Estatísticas desencontradas e falta de critérios na
consolidação de dados atrapalham a gestão pública e o dia a dia de empresas e
cidadãos
O coronavírus expôs uma endemia brasileira: a
precariedade na produção de estatísticas. Dados imprecisos e com atraso geram
informações distorcidas para quem precisa tomar decisões importantes.

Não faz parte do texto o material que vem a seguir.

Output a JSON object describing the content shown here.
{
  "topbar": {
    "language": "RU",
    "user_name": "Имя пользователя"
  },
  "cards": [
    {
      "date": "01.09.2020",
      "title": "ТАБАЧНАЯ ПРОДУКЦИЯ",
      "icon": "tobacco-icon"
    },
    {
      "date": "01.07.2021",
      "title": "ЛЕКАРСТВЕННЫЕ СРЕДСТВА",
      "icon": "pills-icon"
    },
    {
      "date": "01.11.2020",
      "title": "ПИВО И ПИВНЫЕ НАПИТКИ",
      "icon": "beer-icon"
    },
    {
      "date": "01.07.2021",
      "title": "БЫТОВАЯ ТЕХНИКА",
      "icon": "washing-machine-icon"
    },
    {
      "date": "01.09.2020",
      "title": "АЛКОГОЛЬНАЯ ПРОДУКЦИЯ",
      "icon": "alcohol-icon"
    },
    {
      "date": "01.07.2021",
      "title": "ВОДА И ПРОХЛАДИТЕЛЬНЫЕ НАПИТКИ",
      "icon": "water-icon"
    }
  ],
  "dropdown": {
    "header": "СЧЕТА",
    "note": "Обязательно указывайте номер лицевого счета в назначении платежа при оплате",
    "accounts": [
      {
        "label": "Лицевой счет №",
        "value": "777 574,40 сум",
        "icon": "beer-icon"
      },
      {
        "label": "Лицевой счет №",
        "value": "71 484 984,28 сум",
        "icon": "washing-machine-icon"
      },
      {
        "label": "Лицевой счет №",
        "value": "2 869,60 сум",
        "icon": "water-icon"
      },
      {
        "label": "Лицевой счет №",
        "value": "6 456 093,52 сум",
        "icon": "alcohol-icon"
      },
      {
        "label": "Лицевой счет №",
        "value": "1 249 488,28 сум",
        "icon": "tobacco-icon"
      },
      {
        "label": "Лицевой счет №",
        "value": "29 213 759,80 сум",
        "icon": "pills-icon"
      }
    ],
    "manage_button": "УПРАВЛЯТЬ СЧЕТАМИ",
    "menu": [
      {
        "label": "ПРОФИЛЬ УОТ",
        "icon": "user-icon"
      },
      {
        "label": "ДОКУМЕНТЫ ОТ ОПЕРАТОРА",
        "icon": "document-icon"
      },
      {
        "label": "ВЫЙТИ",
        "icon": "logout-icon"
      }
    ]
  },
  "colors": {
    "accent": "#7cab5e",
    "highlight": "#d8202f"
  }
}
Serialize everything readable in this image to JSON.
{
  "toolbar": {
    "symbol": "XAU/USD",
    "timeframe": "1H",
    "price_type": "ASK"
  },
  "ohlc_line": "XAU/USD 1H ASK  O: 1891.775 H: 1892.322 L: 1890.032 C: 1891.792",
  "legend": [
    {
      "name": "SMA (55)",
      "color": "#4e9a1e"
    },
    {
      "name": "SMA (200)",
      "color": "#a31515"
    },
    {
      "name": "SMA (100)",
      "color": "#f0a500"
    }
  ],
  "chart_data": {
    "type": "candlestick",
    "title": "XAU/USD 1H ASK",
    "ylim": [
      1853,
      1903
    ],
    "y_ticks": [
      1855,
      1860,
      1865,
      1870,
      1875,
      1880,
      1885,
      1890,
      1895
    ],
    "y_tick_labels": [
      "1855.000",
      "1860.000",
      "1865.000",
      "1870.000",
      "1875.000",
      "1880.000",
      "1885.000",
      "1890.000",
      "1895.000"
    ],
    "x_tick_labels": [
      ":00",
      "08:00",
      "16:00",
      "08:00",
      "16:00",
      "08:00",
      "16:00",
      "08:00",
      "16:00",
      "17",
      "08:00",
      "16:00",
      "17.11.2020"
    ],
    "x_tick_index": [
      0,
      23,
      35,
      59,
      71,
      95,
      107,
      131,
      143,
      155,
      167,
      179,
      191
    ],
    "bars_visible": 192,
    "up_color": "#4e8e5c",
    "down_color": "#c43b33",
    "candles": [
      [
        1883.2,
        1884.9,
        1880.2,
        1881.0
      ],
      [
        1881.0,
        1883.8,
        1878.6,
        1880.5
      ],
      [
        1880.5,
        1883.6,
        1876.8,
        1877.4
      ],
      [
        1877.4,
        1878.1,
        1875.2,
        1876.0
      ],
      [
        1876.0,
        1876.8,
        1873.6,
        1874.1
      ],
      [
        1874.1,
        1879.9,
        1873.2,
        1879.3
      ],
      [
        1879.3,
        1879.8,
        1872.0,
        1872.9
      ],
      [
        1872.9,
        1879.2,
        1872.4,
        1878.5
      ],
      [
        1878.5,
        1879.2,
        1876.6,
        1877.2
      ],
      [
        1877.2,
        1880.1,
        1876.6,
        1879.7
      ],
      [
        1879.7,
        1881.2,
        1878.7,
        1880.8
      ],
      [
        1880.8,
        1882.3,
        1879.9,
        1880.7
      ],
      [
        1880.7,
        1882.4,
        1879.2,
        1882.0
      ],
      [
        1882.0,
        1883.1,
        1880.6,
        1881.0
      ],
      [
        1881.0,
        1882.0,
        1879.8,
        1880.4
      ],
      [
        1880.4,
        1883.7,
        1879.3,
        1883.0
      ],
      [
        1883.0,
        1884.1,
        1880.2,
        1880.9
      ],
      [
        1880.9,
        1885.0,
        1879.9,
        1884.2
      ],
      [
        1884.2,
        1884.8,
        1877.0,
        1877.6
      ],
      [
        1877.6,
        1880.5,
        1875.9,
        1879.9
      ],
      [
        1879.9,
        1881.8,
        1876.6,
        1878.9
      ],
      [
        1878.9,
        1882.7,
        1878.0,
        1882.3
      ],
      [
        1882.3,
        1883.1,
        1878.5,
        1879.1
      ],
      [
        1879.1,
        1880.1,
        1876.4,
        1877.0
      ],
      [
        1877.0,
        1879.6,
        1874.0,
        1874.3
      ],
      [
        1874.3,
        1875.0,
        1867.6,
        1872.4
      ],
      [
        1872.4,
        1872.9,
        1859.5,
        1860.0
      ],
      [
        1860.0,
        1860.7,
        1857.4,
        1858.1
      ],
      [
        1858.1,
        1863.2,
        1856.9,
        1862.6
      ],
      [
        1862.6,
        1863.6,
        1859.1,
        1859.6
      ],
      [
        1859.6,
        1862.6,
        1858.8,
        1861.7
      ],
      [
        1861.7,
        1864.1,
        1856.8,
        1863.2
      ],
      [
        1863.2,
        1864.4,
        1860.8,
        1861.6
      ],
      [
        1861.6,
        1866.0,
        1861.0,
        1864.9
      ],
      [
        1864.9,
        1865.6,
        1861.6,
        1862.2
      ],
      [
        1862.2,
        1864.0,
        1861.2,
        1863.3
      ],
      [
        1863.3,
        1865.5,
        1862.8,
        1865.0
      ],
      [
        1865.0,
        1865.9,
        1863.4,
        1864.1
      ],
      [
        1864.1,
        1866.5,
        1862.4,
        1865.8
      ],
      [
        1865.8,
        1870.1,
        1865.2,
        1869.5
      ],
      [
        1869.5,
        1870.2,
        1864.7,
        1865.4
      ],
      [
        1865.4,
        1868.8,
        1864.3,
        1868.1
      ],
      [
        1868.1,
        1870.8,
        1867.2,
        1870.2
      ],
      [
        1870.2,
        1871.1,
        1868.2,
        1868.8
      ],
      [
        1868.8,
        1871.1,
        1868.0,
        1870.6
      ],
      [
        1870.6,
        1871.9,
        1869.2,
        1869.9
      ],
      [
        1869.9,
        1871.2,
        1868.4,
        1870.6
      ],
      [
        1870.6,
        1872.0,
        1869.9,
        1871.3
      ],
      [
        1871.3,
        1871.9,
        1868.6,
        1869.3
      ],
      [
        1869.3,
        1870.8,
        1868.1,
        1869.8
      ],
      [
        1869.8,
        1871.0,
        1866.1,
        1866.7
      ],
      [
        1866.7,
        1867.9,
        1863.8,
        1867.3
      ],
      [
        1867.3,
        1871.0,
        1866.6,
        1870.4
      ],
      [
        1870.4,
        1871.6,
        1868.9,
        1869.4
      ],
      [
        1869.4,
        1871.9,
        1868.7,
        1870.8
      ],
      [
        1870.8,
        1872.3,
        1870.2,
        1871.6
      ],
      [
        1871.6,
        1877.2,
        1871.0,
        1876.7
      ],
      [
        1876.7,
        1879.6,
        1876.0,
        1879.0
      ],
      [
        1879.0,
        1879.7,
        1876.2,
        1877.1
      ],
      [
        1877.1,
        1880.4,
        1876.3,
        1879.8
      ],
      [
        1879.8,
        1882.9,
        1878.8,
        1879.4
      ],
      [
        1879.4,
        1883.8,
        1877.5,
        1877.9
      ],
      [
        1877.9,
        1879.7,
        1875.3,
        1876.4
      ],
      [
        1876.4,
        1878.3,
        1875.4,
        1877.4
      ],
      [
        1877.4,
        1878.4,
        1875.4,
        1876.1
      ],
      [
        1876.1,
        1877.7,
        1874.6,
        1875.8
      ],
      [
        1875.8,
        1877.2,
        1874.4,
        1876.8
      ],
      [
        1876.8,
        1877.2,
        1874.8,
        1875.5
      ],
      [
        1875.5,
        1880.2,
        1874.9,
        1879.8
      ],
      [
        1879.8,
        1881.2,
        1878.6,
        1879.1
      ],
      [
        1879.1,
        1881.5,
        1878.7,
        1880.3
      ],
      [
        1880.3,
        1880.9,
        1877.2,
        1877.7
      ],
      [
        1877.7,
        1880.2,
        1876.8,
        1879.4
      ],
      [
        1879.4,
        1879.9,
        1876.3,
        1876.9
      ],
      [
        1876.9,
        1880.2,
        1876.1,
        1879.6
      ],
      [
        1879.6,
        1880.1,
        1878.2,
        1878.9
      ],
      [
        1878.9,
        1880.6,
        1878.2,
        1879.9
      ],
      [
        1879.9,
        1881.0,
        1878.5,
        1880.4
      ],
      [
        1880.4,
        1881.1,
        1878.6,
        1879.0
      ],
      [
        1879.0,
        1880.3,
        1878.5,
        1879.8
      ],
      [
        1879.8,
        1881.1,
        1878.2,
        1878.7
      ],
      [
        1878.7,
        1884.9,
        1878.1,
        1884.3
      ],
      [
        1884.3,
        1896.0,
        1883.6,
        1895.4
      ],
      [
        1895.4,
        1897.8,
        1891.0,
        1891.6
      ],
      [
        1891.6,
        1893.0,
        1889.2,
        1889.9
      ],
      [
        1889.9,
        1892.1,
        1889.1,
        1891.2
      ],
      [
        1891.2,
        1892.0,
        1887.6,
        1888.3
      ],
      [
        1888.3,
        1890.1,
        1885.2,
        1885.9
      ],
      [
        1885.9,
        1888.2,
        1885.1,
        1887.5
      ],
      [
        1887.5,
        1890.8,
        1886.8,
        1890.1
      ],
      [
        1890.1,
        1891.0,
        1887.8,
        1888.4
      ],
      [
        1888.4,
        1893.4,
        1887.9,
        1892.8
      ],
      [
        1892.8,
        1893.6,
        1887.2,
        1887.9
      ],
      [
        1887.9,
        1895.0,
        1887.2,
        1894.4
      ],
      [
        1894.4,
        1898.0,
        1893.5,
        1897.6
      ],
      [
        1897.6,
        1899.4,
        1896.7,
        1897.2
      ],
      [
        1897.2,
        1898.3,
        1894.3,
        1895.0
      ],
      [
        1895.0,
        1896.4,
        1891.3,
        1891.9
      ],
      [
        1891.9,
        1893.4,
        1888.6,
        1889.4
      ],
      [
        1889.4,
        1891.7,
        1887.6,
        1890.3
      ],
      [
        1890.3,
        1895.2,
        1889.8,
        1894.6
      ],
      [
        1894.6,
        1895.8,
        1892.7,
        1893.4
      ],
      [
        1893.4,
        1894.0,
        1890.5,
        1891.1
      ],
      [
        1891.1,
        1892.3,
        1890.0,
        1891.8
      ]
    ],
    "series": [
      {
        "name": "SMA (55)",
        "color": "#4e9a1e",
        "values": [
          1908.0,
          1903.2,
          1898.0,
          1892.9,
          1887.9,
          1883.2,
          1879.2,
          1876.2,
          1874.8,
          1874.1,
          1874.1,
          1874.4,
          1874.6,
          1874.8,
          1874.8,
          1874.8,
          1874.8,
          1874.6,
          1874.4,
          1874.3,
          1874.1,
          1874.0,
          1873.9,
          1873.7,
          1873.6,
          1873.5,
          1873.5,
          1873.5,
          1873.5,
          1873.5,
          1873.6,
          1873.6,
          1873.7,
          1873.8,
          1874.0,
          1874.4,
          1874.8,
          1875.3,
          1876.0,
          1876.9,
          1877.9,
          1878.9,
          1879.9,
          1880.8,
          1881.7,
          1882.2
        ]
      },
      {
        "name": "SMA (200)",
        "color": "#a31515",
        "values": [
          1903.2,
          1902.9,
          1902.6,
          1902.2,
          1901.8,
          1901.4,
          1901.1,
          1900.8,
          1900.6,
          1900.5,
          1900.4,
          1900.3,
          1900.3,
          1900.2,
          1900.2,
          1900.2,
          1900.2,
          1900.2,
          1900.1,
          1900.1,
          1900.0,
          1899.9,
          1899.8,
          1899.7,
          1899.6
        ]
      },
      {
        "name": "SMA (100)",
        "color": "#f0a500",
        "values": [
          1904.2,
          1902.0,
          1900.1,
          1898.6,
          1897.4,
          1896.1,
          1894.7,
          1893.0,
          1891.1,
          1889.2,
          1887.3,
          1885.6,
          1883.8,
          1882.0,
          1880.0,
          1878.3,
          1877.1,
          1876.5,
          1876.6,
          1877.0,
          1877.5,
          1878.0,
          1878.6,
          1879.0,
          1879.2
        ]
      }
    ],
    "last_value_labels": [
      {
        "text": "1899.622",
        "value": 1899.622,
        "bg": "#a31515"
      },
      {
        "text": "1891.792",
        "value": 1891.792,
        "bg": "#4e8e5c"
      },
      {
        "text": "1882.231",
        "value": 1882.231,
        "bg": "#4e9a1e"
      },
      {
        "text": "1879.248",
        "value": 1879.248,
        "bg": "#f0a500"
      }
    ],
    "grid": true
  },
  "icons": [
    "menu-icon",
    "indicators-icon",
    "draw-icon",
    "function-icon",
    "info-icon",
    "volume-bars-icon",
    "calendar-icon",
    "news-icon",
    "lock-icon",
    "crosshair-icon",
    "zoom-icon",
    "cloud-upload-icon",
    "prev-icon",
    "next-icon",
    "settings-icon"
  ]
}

Dirigentes públicos, empresários, executivos e mesmo cidadãos comuns ficam
frequentemente perdidos frente aos números. Especialistas chegam a utilizar
expressões como “apagão de dados” e “voo cego” para descrever a situação
pela qual passa o país. Enquanto a maior parte do Brasil ainda caminha no
escuro, medidas autoritárias e de isolamento severas são impostas à
população. Políticos e “gestores” de vários Estados afirmam que suas
decisões são amparadas pelo rigor científico, embora não exista a mais remota
comprovação disso.
O cientificismo usado para justificar o #ficaemcasa
escancara uma realidade: há mais dúvidas do que certezas sobre a pandemia, e a
própria ciência não sabe o que fazer diante do inimigo desconhecido. Teses
sobre isolamento, contaminação, vacina e medicamentos são defendidas a todo
instante e desacreditadas na semana seguinte, com a mesma rapidez com que são
revistas medidas que impactam a vida de todos. Notavelmente ilustrativo é o caso da Organização
Mundial da Saúde (OMS). Para boa parte da imprensa e para quem decide se você
pode ou não sair de casa, a entidade é considerada autoridade máxima. Só que,
desde a chegada do vírus chinês, o que se viu foi uma sucessão de trapalhadas
por parte da OMS que só geram descrédito e desinformação em escala global. Para
ficar só nos últimos acontecimentos, de modo a não cansar o leitor, em 8 de
junho a médica-chefe da entidade, a epidemiologista norte-americana Maria Van
Kerkhov, veio a público dizer que a transmissão do coronavírus a partir de
assintomáticos era “muito rara”. Um dia depois, a OMS voltou atrás. “Estamos
absolutamente convencidos de que a transmissão por casos assintomáticos está
ocorrendo, a questão é saber quanto”, disse o diretor de emergências da
organização, Michael Ryan.
No caso da revista britânica The Lancet, a questão foi
em torno do uso da hidroxicloroquina. Em 22 de maio, a revista publicou um
estudo sem comprovação científica que indicava a ineficácia do uso da medicação
em fase hospitalar, ou seja, no estágio mais avançado da covid-19. Menos de
duas semanas depois, a publicação emitiu nota de retratação dos autores do
estudo. Informou que, após auditoria independente dos dados, já não “poderiam
mais ter certeza da veracidade do material analisado e, portanto, dos
resultados obtidos”.
Outro exemplo foi o polêmico estudo do Imperial College
London, divulgado em março, que prognosticou nada menos do que até meio milhão
de mortes no Reino Unido caso o governo do primeiro-ministro Boris Johnson não
abandonasse sua estratégia flexível de combate à pandemia. Pouco depois, o
principal responsável pela previsão, o epidemiologista Neil Ferguson, admitiu a
uma comissão do Parlamento britânico que novos dados o teriam induzido a
modificar os números originais do estudo — que ele acabou finalmente baixando
para menos de 20 mil mortes no Reino Unido.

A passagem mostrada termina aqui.